Not everything succeeded as memorably. Grilled maitake mushrooms with roasted hazelnuts in a lemongrass-chicken broth, more or less riffing on a pho, lacked sufficient acid, an aggressive squeeze of lime perhaps, and fell victim to its own sense of restraint. Caramelized white chocolate pudding was also too muted: Excellent cocoa nib shortbread just wasn’t matched by either the pudding itself, the red wine mousse, or a red wine- quince puree.
But they were outliers in an otherwise exceptionally successful procession of dishes. Toothy seared ocean trout was joined by turnips and tossed with a perfect flurry of braised-then-dehydrated-then-fried black quinoa as crisp as corn nuts and easily as addictive: This is a fish that was just as at home with a red wine as a white; a trout, indeed, for the wintertime. Berkshire pork lavished in its triumvirate of treatments, and each one, from silky slices of belly to roasted loin to a crepinette of braised shoulder meat secreted inside a cocoon of crisped-up brioche enshrouded in caul fat, had me longing for it days later. Dragging one bite through the mashed chestnuts, dunking another into the shimmering huckleberry-kale vinaigrette, and leaving a third one unadorned became an in situ study in the range and vision of this kitchen.
Ricotta gnocchi piped in the Parisian style, however, may stay with me the longest: With a texture as light as homemade marshmallows, these knuckles were transporting foils for a bright, decadent sauce singing with garlic and crowned by snappy little bits of pancetta. In a city with no shortage of notable gnocchi, these rank among the very top tier.
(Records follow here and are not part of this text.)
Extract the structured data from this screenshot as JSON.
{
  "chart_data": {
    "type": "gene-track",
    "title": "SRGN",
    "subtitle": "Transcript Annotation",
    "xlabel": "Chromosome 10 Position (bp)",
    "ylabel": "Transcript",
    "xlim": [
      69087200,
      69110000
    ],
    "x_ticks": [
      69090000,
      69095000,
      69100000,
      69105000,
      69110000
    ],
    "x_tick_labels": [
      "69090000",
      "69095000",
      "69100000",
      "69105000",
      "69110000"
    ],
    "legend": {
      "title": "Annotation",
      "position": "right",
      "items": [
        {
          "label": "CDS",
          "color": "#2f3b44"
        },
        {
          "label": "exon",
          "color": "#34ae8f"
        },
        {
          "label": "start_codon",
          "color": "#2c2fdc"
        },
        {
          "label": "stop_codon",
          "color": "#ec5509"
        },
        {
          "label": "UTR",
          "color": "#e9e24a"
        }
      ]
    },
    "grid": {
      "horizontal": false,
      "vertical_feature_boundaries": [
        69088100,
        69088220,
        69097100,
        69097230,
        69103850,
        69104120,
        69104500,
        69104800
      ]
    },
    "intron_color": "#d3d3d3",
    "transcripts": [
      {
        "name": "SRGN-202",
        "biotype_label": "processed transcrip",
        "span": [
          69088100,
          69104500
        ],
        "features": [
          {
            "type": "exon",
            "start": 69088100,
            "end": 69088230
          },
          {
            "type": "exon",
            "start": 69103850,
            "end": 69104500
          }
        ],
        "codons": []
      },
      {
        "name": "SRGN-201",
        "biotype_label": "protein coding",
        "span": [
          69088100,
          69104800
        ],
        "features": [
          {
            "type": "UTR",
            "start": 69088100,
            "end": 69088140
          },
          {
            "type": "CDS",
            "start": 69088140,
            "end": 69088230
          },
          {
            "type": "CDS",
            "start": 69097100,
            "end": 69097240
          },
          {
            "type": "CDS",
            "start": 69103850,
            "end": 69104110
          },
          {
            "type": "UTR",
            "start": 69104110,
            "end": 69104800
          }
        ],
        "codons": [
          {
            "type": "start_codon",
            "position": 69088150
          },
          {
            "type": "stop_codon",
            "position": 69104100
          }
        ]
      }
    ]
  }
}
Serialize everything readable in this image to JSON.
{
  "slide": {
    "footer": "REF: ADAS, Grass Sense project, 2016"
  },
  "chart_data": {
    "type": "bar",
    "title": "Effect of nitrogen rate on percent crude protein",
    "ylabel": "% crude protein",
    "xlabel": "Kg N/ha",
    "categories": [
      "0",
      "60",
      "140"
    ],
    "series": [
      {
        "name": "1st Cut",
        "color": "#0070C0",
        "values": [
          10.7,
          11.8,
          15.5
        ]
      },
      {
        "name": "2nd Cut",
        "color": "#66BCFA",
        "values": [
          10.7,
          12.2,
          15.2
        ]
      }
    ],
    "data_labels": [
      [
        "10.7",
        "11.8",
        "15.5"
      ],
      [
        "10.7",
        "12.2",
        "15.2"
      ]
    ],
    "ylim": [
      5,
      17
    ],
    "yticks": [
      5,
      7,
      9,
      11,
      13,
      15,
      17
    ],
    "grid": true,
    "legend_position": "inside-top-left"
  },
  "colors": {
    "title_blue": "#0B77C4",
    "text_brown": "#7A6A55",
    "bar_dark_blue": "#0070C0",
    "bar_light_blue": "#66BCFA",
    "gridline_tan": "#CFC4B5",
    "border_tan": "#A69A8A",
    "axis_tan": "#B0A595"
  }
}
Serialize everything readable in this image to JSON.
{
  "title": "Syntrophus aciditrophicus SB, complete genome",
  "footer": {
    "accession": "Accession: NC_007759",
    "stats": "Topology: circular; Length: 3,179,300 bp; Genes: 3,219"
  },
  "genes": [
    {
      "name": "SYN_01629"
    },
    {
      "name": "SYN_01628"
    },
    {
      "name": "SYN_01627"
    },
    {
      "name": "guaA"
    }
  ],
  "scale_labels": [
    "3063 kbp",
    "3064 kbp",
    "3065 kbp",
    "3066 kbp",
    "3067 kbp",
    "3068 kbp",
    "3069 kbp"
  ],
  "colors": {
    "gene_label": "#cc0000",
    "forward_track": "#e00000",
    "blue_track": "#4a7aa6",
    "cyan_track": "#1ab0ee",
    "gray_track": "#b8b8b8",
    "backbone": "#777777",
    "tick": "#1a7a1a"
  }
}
Laurel as a whole, in fact, holds that promise. This stellar BYOB walks the tightrope between daring vision and impeccable technique with steadiness and confidence. And with just a few minor tweaks—a door that doesn’t slam when guests walk in, a lighter hand in the wine-pouring department—this will become a regional destination that exemplifies just what makes our city’s dining scene one of the finest in the nation. Already, Laurel is a delicious, transporting testament to the serious talent that Elmi possesses in such abundance. This is the restaurant, it seems, that he was meant to cook in all along.
1617 E. Passyunk Ave. 215.271.8299. restaurantlaurel.com
Cuisine: Ambitious, creative American highly influenced by Elmi’s French training.
Hours: Tues.–Thurs., 5:30–10pm; Fri.–Sat., 5:30–11pm.
Price range: $8-$29; tasting menus, 7 courses for $75.
Food: The best dishes are hauntingly good, both complex and comforting at once.
Service: Knowledgeable, helpful and exceptionally attentive.